Over the years, the federal government has helped fund and set up more than 40 anti-trafficking task forces across the United States. Agents have arrested 449 traffickers and convicted more than 75 percent, according to U.S. Department of Justice statistics. Eight members of the Mondragon ring were convicted; five are serving prison time. Mondragon faces sentencing in February. Nearly every case depends heavily on victims' testimony.

Martiza Conde Vazquez, a task force member based at the FBI Houston office, has learned how hard it is to coax the truth from traumatized and fearful victims. "Even though they're free from the traffickers, they are still slave to their fears, and I don't think that goes away," she said.

The T visa process is designed to be initiated by victims and reviewed by immigration officials ­ prosecutors are not directly involved. The law is designed this way so it doesn't appear that victims receive a visa in exchange for testimony.

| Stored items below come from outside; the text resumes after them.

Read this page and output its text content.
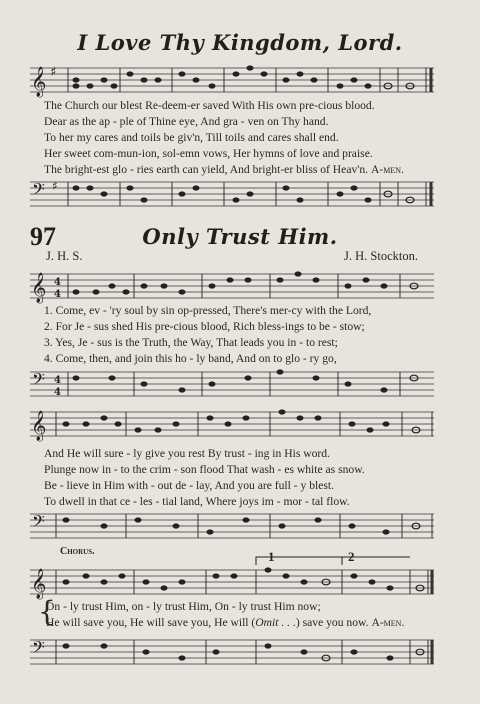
I Love Thy Kingdom, Lord.
𝄞 ♯
The Church our blest Re-deem-er saved With His own pre-cious blood.
Dear as the ap - ple of Thine eye, And gra - ven on Thy hand.
To her my cares and toils be giv'n, Till toils and cares shall end.
Her sweet com-mun-ion, sol-emn vows, Her hymns of love and praise.
The bright-est glo - ries earth can yield, And bright-er bliss of Heav'n. A-men.
𝄢 ♯
97	Only Trust Him.
J. H. S.	J. H. Stockton.
𝄞 4
4
1. Come, ev - 'ry soul by sin op-pressed, There's mer-cy with the Lord,
2. For Je - sus shed His pre-cious blood, Rich bless-ings to be - stow;
3. Yes, Je - sus is the Truth, the Way, That leads you in - to rest;
4. Come, then, and join this ho - ly band, And on to glo - ry go,
𝄢 4
4
𝄞
And He will sure - ly give you rest By trust - ing in His word.
Plunge now in - to the crim - son flood That wash - es white as snow.
Be - lieve in Him with - out de - lay, And you are full - y blest.
To dwell in that ce - les - tial land, Where joys im - mor - tal flow.
𝄢
Chorus.	1	2
𝄞
{
On - ly trust Him, on - ly trust Him, On - ly trust Him now;
He will save you, He will save you, He will (Omit . . .) save you now. A-men.
𝄢
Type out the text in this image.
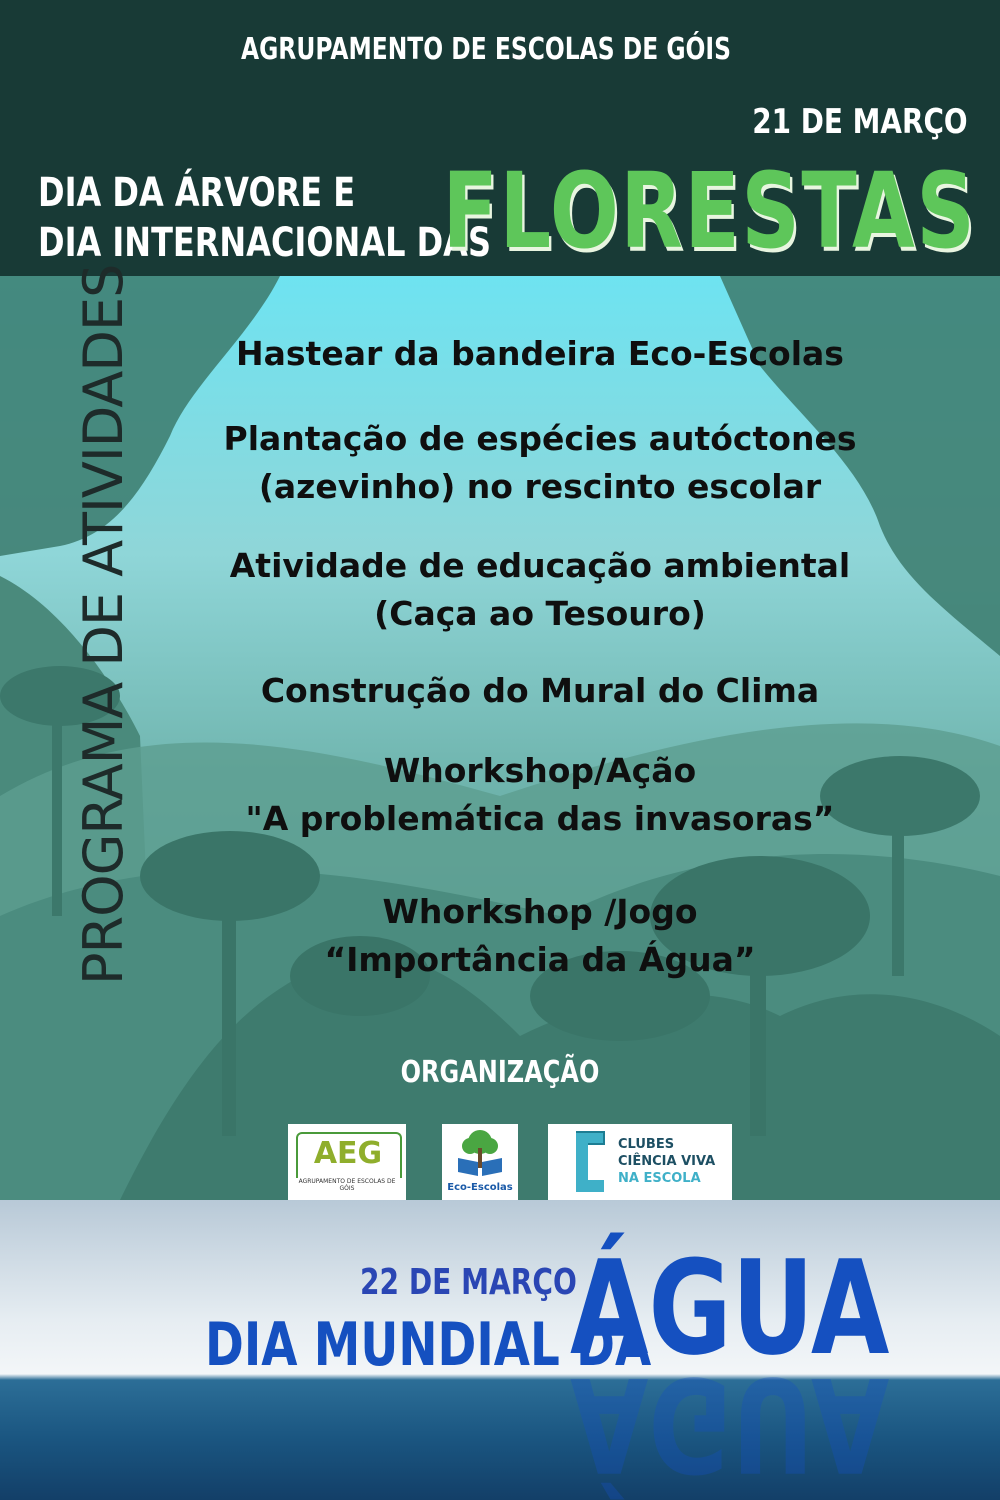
AGRUPAMENTO DE ESCOLAS DE GÓIS
21 DE MARÇO
DIA DA ÁRVORE E
DIA INTERNACIONAL DAS
FLORESTAS
PROGRAMA DE ATIVIDADES	Hastear da bandeira Eco-Escolas
Plantação de espécies autóctones
(azevinho) no rescinto escolar
Atividade de educação ambiental
(Caça ao Tesouro)
Construção do Mural do Clima
Whorkshop/Ação
"A problemática das invasoras”
Whorkshop /Jogo
“Importância da Água”
ORGANIZAÇÃO
AEG
AGRUPAMENTO DE ESCOLAS DE GÓIS	Eco-Escolas
CLUBES
CIÊNCIA VIVA
NA ESCOLA
22 DE MARÇO
DIA MUNDIAL DA
ÁGUA
ÁGUA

Threats to their livesThe YMCA International Services in Houston provides short-term help to victims, but advocates say that isn't enough. Many have gotten jobs, but dozens of others live in Houston illegally, without work permits. Some are in abusive relationships. A few have drifted back to cantinas, according to Chronicle interviews. At least two report receiving death threats.

Jose Benitez, director of the Federation of Inmigrantes y Trabajadores Unidos (Federation of United Immigrants and Workers), who regularly helps cantina survivors, says he also has been threatened via cell phone. He fears some women would be immediately executed if deported to Central America.

Applications for T visas can be tricky and tedious: obtaining documents from native countries; producing gut-wrenching statements about abuse; winning law enforcement support; staying in touch with unpaid attorneys.

It's often a struggle to pay the $545 most need as part of the paperwork. Some give up or fail to qualify. And the wait for a visa can be long.One woman, who worked in a Houston cantina for a year, spent more than two years getting visas for herself and her sons.

Last summer they were reunited at the airport, the boys' only possessions carried in tiny backpacks.